Le stufe in ceramica durante il 19° e il 20° secolo erano in Svezia la fonte principale di riscaldamento. Fu grazie alla stesura e divulgazione di disegni tecnici costruttivi realizzati dall’architetto Erik Palmstedt, che si ebbe un grande contributo all’aumento e alla distribuzione di queste stufe in ceramica. Inizialmente solo i più ricchi potevano permettersi questi manufatti, ma con l’urbanizzazione il riscaldamento con le stufe si diffuse. Nacquero parecchie attività di produzione di maiolica, che utilizzavano argilla e materie prime locali. Pionieristica fu l'attività della manifattura Röstrand, fondata a Stoccolma nel castello di Röstrand nel 1726 sotto la direzione di un produttore di porcellana tedesco, tale Johann Wolff. Tutt’ora esistente, si tratta del secondo marchio di ceramiche più antico d’Europa dopo Meißen, fondata nel 1709. Molte furono le attività che operarono in Svezia soprattutto negli anni del 1800. La produzione nazionale raggiunse il suo picco più alto nel 1882. Si pensi che la sola fabbrica di Rörstrand produsse qualcosa come 6.400 stufe, un numero davvero inimmaginabile per qualsiasi produzione dell’epoca. Molte di queste stufe erano destinate al mercato nazionale e buona parte ai mercati delle nazioni vicine come Finlandia, Norvegia e Danimarca.
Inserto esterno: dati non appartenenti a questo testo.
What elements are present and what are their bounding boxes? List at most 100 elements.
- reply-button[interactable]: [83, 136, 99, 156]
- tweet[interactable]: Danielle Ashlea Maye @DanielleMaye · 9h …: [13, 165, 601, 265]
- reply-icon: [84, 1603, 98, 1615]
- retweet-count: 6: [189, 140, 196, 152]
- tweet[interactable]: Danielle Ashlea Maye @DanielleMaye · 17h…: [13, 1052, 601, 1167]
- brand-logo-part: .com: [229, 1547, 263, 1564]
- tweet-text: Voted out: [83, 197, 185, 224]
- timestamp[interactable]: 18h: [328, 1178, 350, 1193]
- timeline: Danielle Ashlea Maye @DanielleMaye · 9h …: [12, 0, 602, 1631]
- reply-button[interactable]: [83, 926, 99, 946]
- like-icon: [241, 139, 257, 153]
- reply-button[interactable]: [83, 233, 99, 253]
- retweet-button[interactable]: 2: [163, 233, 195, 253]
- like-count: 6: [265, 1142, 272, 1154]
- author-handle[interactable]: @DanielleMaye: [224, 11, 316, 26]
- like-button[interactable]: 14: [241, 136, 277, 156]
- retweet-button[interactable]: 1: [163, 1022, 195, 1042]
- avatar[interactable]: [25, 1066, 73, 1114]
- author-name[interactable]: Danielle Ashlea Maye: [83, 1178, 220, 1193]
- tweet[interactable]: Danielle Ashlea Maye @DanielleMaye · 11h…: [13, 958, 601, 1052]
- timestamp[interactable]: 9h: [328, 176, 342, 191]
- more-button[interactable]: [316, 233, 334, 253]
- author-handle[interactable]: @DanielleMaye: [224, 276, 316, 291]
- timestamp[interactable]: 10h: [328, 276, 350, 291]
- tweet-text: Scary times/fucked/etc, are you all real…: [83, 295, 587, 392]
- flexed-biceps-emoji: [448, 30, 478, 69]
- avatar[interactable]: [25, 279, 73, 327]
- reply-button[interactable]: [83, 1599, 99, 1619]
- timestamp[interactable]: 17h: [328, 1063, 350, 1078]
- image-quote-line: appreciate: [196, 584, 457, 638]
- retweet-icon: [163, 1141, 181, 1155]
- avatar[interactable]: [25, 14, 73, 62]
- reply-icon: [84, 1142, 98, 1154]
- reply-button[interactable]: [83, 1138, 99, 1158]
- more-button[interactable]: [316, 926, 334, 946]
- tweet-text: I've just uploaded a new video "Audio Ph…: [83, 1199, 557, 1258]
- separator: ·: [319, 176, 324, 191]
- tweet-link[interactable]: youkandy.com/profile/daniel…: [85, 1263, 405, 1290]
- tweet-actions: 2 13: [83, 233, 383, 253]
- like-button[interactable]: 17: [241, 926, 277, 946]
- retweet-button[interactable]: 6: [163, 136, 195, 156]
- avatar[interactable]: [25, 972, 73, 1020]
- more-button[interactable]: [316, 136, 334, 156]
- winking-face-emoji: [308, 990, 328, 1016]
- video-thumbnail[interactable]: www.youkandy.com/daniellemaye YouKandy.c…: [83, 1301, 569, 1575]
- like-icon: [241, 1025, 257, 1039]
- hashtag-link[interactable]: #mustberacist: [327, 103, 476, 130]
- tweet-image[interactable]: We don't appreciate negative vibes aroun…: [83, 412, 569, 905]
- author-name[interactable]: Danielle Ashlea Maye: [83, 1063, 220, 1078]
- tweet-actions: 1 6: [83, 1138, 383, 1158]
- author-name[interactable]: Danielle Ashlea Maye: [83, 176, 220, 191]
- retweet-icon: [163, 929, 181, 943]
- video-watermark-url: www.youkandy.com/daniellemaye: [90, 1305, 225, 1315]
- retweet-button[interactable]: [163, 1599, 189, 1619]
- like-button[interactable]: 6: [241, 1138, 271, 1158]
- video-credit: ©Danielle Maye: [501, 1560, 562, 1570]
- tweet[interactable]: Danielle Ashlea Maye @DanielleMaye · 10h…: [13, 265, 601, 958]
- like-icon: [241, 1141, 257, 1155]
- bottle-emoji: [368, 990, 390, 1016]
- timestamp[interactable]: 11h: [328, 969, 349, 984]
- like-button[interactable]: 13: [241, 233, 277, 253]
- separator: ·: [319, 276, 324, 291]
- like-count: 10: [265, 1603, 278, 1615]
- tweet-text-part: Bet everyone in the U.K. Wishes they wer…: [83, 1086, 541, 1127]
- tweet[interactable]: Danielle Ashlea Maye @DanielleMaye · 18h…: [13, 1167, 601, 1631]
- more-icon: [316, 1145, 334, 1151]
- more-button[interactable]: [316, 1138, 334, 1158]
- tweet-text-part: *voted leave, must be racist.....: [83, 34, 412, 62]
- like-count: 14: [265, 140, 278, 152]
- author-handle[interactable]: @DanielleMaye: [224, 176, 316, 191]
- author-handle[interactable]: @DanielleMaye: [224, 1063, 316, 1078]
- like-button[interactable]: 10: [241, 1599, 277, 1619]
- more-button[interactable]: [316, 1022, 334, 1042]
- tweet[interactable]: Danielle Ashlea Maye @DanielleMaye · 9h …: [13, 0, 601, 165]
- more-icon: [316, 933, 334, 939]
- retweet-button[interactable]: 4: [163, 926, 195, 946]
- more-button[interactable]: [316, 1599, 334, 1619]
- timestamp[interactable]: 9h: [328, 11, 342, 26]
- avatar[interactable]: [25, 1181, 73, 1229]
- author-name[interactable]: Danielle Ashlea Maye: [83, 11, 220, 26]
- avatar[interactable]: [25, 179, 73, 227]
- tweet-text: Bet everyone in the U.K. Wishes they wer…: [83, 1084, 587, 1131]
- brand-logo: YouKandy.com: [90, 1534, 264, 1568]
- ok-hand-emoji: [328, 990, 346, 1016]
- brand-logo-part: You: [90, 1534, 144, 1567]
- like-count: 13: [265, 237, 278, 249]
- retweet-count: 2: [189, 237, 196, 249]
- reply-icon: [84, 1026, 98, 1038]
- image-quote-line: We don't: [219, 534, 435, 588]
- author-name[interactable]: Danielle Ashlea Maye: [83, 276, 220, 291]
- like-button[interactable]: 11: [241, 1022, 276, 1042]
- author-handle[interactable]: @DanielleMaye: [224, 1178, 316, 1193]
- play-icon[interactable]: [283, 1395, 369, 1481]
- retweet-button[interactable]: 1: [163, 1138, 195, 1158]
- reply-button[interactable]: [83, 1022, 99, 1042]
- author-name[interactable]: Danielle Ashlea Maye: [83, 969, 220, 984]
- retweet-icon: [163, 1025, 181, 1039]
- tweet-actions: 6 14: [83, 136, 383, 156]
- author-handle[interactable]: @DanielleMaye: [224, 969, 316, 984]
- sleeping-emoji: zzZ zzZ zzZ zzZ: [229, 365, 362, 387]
La stufa svedese oggetto del nostro restauro racchiude in sé tutta questa storia oltre la sua. In particolare, questa stufa in maiolica è stata prodotta in Svezia negli anni a cavallo tra il 1800 ed il 1900. Non sappiamo di preciso da quale manifattura sia uscita in quanto non è presente un marchio impresso nell’argilla, ma i motivi a rilievo della cornice superiore e inferiore, e lo smalto bianco brillante, la rendono attribuibile alla famosa manifattura Rörstrand. La sua è una storia avvincente, in quanto ha viaggiato per mezza Europa all’interno di casse e scatole. E’ stata ritrovata a Krowodrza, il quartiere di Cracovia famoso per ospitare il Museo Nazionale dov’è esposta la “dama con l’ermellino” di Leonardo da Vinci. La stufa apparteneva ad una signora borghese di Malmö, nel sud della Svezia, presso la cui abitazione ha prestato servizio per molti anni una ragazza polacca. Alla morte dell’anziana signora, i famigliari, offrirono a quella collaboratrice domestica di scegliere un qualsiasi oggetto della casa e di considerarlo un regalo offerto a ringraziamento per gli anni di servizio prestati. La donna polacca, originaria di Krowodrza, scelse proprio questa stufa e la portò con sé nel suo ritorno in patria. Qui rimase per anni smontata e con alcune maioliche rotte, depositata all’interno di alcune casse. L’attuale proprietario l’ha trovata su un sito di annunci polacco e, aiutato nella traduzione e nella trattativa dal cognato che è di Cracovia, ha deciso di acquistarla. Con un lungo viaggio in automobile, caricate le casse e le scatole contenenti le piastrelle, eccola giunta fino a Trento. Qui, affidataci per il restauro, ha trovato una nuova, e speriamo lunga, vita. Restaurate le singole mattonelle, ricostruiti alcuni pezzi mancanti, abbiamo installato la stufa con i giri di fumo come in origine. Non poco avventurosa la ricerca della portina, in quanto quella originale era andata perduta. Alla fine ne abbiamo trovata una nuova presso un collega in Svezia. E’ fatta a mano come quelle di un tempo, in metallo nickelizzato, finitura che dona quella eleganza semplice e tipica delle terre del nord.

Vedere questa stufa nuovamente accesa e funzionante crea in noi, e speriamo anche nei suoi nuovi proprietari, forti emozioni che durano nel tempo. Emozione per quello che racchiude la sua storia, per la bellezza delle sue forme. Emozione per la magia del fuoco, elemento del sole e dell’immortalità.